Given that this trend is only likely to persist, what are international students to do? How can they gain acceptance into their top choices given the ever-increasing amount of competition? Some students will push themselves to the breaking point, loading up on AP and honors classes, bulking their resumes with an impressive list of extracurricular and leadership activities, and spending hundreds if not thousands of dollars on test prep, AP prep, and college counseling.

Some students decide that this amount of competitive activity isn’t for them, and so they end up at community college, hoping to transfer after two years. That’s what one of my former Chinese AP Economics student did after graduating in 2013. His ultimate goal was to attend UC San Diego. However, four years later, he has dropped out of community college and is back in China without a bachelor’s degree. He simply didn’t get the support he needed to focus on his studies, and he ended up getting exactly what he didn’t want.

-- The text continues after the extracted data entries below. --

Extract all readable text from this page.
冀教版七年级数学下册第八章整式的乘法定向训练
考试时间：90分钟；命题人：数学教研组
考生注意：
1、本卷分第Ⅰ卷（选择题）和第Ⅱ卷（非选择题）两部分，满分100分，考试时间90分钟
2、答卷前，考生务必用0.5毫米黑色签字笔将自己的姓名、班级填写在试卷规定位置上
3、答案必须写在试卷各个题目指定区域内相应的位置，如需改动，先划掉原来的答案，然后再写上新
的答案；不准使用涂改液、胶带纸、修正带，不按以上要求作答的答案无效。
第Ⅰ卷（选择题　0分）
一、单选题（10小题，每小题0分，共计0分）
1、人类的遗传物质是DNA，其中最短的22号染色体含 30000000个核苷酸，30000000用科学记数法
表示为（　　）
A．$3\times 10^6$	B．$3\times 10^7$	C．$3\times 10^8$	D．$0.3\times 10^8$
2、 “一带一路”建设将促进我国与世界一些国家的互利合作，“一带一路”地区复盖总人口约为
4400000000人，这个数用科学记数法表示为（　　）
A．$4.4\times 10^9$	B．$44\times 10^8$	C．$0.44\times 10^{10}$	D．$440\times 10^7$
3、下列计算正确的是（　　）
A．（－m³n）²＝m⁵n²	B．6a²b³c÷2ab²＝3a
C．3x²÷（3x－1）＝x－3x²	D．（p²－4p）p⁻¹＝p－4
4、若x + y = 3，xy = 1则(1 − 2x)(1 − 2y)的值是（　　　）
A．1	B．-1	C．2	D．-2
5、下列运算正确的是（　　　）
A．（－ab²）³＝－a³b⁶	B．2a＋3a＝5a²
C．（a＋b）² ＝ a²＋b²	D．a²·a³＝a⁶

Another option is the pathway model, utilized by Kings and our growing number of competitors (Shorelight, CEG, INTO, etc.). In a Kings pathway program, students are able to take classes alongside other American college students — not in a special or separate program. Furthermore, these students have both the academic support provided by our partners for all undergraduate students, as well as additional support services delivered by Kings staff on campus. At Marymount California University, for example, its not uncommon for international students to head to the academic counseling office to get extra help with their core science class, and also talk with their Kings advisor about what classes to take the following semester to transfer to Cal State Long Beach. This middle way doesn’t cost the student extra time to graduation, but instead allows that student to make a positive transition from high school to college.

Pathways and community colleges aren’t for everyone. My experience as a competitive, top 10%, AP Scholar student coming out of high school worked for me, and I’m glad I was able to spend four years at UC San Diego as a result. But if international students fall short this admissions season at getting into their top choice school — the best option for them is to make progress toward their degree and to try again. As William Shakespeare once wrote, “Let me embrace thee, sour adversity, for wise men say it is the wisest course.”